The DevOps engineers, IT teams and sysadmins who manage an organization’s log data have a tough job on their hands. Every application, node, container or component can pump out millions of logs on a daily basis. And you can’t ignore them, because there could be important information inside.
Observability platforms manage the issue by aggregating enterprise logs, monitoring systems and reporting performance metrics in a single dashboard. They offer AI-powered, intelligent alerting, rapid data collection from 3rd party systems, plus support for different persistence solutions and cloud platforms.
Yet many observability platform’s data log visualization components aren’t up to scratch. How easy is it to spot patterns in error logs? How quickly can you get to a problem’s root cause? An infinitely-paginated log table won’t help. Neither will a time series or bar chart which only shows aggregated counts of logs.
The good news is that there are visualization tools and techniques that deliver a much better user experience.
Timeline visualization can look at hours of data across millions of logs from hundreds of entities, instantly revealing problem entities and supporting root cause analysis.
When you’re investigating an incident, you rarely know which entity is responsible for what errors. You may need to look into the details of many logs, one at a time, just to discover fundamental things like which entity generated the log. It’s painstaking and time consuming work, particularly when you need to quickly figure out when issues occurred across multiple entities so you can get operations back on track.

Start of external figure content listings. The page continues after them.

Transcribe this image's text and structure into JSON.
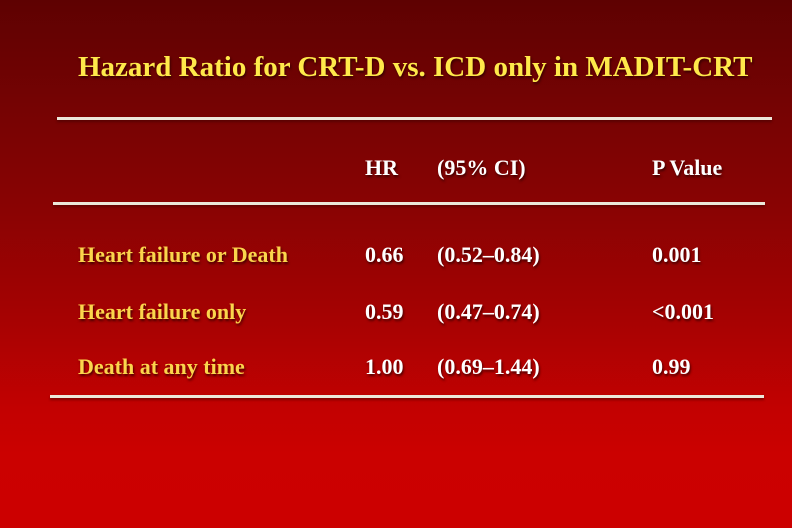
{
  "slide": {
    "title": "Hazard Ratio for CRT-D vs. ICD only in MADIT-CRT",
    "colors": {
      "background_top": "#5e0101",
      "background_bottom": "#cc0000",
      "title_text": "#ffe94a",
      "row_label_text": "#fbd54c",
      "value_text": "#ffffff",
      "rule": "#ece7da"
    }
  },
  "table": {
    "columns": {
      "hr": "HR",
      "ci": "(95% CI)",
      "p": "P Value"
    },
    "rows": [
      {
        "label": "Heart failure or Death",
        "hr": "0.66",
        "ci": "(0.52–0.84)",
        "p": "0.001"
      },
      {
        "label": "Heart failure only",
        "hr": "0.59",
        "ci": "(0.47–0.74)",
        "p": "<0.001"
      },
      {
        "label": "Death at any time",
        "hr": "1.00",
        "ci": "(0.69–1.44)",
        "p": "0.99"
      }
    ]
  },
  "chart_data": {
    "type": "table",
    "title": "Hazard Ratio for CRT-D vs. ICD only in MADIT-CRT",
    "columns": [
      "",
      "HR",
      "(95% CI)",
      "P Value"
    ],
    "rows": [
      [
        "Heart failure or Death",
        "0.66",
        "(0.52–0.84)",
        "0.001"
      ],
      [
        "Heart failure only",
        "0.59",
        "(0.47–0.74)",
        "<0.001"
      ],
      [
        "Death at any time",
        "1.00",
        "(0.69–1.44)",
        "0.99"
      ]
    ]
  }
}
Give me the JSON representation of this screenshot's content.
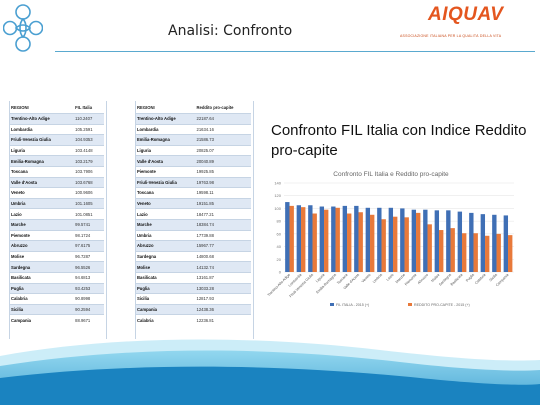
{
  "header": {
    "title": "Analisi: Confronto",
    "brand_name": "AIQUAV",
    "brand_tagline": "ASSOCIAZIONE ITALIANA PER LA QUALITÀ DELLA VITA"
  },
  "heading": "Confronto FIL Italia con Indice Reddito pro-capite",
  "colors": {
    "accent": "#5aa9cf",
    "brand": "#e4561f",
    "series1": "#3f6fb5",
    "series2": "#e8793a"
  },
  "table_fil": {
    "headers": [
      "REGIONI",
      "FIL Italia"
    ],
    "rows": [
      [
        "Trentino-Alto Adige",
        "110.2407"
      ],
      [
        "Lombardia",
        "105.2591"
      ],
      [
        "Friuli-Venezia Giulia",
        "104.9353"
      ],
      [
        "Liguria",
        "103.4148"
      ],
      [
        "Emilia-Romagna",
        "103.2179"
      ],
      [
        "Toscana",
        "103.7906"
      ],
      [
        "Valle d'Aosta",
        "103.6768"
      ],
      [
        "Veneto",
        "100.9606"
      ],
      [
        "Umbria",
        "101.1605"
      ],
      [
        "Lazio",
        "101.0851"
      ],
      [
        "Marche",
        "99.5741"
      ],
      [
        "Piemonte",
        "98.1724"
      ],
      [
        "Abruzzo",
        "97.6175"
      ],
      [
        "Molise",
        "96.7287"
      ],
      [
        "Sardegna",
        "96.5526"
      ],
      [
        "Basilicata",
        "94.6813"
      ],
      [
        "Puglia",
        "93.4253"
      ],
      [
        "Calabria",
        "90.8998"
      ],
      [
        "Sicilia",
        "90.2594"
      ],
      [
        "Campania",
        "88.9671"
      ]
    ]
  },
  "table_reddito": {
    "headers": [
      "REGIONI",
      "Reddito pro-capite"
    ],
    "rows": [
      [
        "Trentino-Alto Adige",
        "22187.64"
      ],
      [
        "Lombardia",
        "21634.16"
      ],
      [
        "Emilia-Romagna",
        "21586.73"
      ],
      [
        "Liguria",
        "20825.07"
      ],
      [
        "Valle d'Aosta",
        "20040.89"
      ],
      [
        "Piemonte",
        "19925.85"
      ],
      [
        "Friuli-Venezia Giulia",
        "19763.98"
      ],
      [
        "Toscana",
        "19598.11"
      ],
      [
        "Veneto",
        "19151.85"
      ],
      [
        "Lazio",
        "18477.21"
      ],
      [
        "Marche",
        "18384.74"
      ],
      [
        "Umbria",
        "17739.88"
      ],
      [
        "Abruzzo",
        "15967.77"
      ],
      [
        "Sardegna",
        "14800.68"
      ],
      [
        "Molise",
        "14132.74"
      ],
      [
        "Basilicata",
        "13161.87"
      ],
      [
        "Puglia",
        "13033.28"
      ],
      [
        "Sicilia",
        "12817.93"
      ],
      [
        "Campania",
        "12438.36"
      ],
      [
        "Calabria",
        "12236.81"
      ]
    ]
  },
  "chart_data": {
    "type": "bar",
    "title": "Confronto FIL Italia e Reddito pro-capite",
    "categories": [
      "Trentino-Alto Adige",
      "Lombardia",
      "Friuli-Venezia Giulia",
      "Liguria",
      "Emilia-Romagna",
      "Toscana",
      "Valle d'Aosta",
      "Veneto",
      "Umbria",
      "Lazio",
      "Marche",
      "Piemonte",
      "Abruzzo",
      "Molise",
      "Sardegna",
      "Basilicata",
      "Puglia",
      "Calabria",
      "Sicilia",
      "Campania"
    ],
    "series": [
      {
        "name": "FIL ITALIA - 2015 (+)",
        "values": [
          110,
          105,
          105,
          103,
          103,
          104,
          104,
          101,
          101,
          101,
          100,
          98,
          98,
          97,
          97,
          95,
          93,
          91,
          90,
          89
        ]
      },
      {
        "name": "REDDITO PRO-CAPITE - 2015 (+)",
        "values": [
          104,
          102,
          92,
          98,
          101,
          92,
          94,
          90,
          83,
          87,
          86,
          93,
          75,
          66,
          69,
          61,
          61,
          57,
          60,
          58
        ]
      }
    ],
    "ylim": [
      0,
      140
    ],
    "yticks": [
      0,
      20,
      40,
      60,
      80,
      100,
      120,
      140
    ],
    "legend_position": "bottom",
    "grid": true
  }
}
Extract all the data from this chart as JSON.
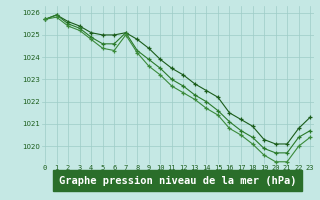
{
  "title": "Graphe pression niveau de la mer (hPa)",
  "x_hours": [
    0,
    1,
    2,
    3,
    4,
    5,
    6,
    7,
    8,
    9,
    10,
    11,
    12,
    13,
    14,
    15,
    16,
    17,
    18,
    19,
    20,
    21,
    22,
    23
  ],
  "line1": [
    1025.7,
    1025.9,
    1025.6,
    1025.4,
    1025.1,
    1025.0,
    1025.0,
    1025.1,
    1024.8,
    1024.4,
    1023.9,
    1023.5,
    1023.2,
    1022.8,
    1022.5,
    1022.2,
    1021.5,
    1021.2,
    1020.9,
    1020.3,
    1020.1,
    1020.1,
    1020.8,
    1021.3
  ],
  "line2": [
    1025.7,
    1025.9,
    1025.5,
    1025.3,
    1024.9,
    1024.6,
    1024.6,
    1025.1,
    1024.3,
    1023.9,
    1023.5,
    1023.0,
    1022.7,
    1022.3,
    1022.0,
    1021.6,
    1021.1,
    1020.7,
    1020.4,
    1019.9,
    1019.7,
    1019.7,
    1020.4,
    1020.7
  ],
  "line3": [
    1025.7,
    1025.8,
    1025.4,
    1025.2,
    1024.8,
    1024.4,
    1024.3,
    1025.0,
    1024.2,
    1023.6,
    1023.2,
    1022.7,
    1022.4,
    1022.1,
    1021.7,
    1021.4,
    1020.8,
    1020.5,
    1020.1,
    1019.6,
    1019.3,
    1019.3,
    1020.0,
    1020.4
  ],
  "line_color1": "#1a5c1a",
  "line_color2": "#2a7a2a",
  "line_color3": "#3a8a3a",
  "bg_color": "#c5e8e4",
  "grid_color": "#9eccc7",
  "text_color": "#1a5c1a",
  "label_bg": "#2a6e2a",
  "ylim": [
    1019.2,
    1026.3
  ],
  "yticks": [
    1020,
    1021,
    1022,
    1023,
    1024,
    1025,
    1026
  ],
  "title_fontsize": 7.5,
  "tick_fontsize": 5.0
}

With KronoGraph log data visualization, observing log sources becomes instantaneous.
In this example, we visualize the logs (colored by severity) generated by three websites over a five-minute period. The timeline in the top half of the screen shows event data (in this case logs) for website and client IP entities.
Notice how we can zoom in to see logs that could be just nanoseconds apart, or zoom out to see much longer timeframes. We can choose to filter different log types, so I can instantly isolate the log events from clients making requests on the sites.
KronoGraph was built from the ground up with scalability in mind. It scales to millions of events across hundreds of entities, managing the best way to display data at every zoom level. This makes it uniquely suited to data log visualization at an enterprise level.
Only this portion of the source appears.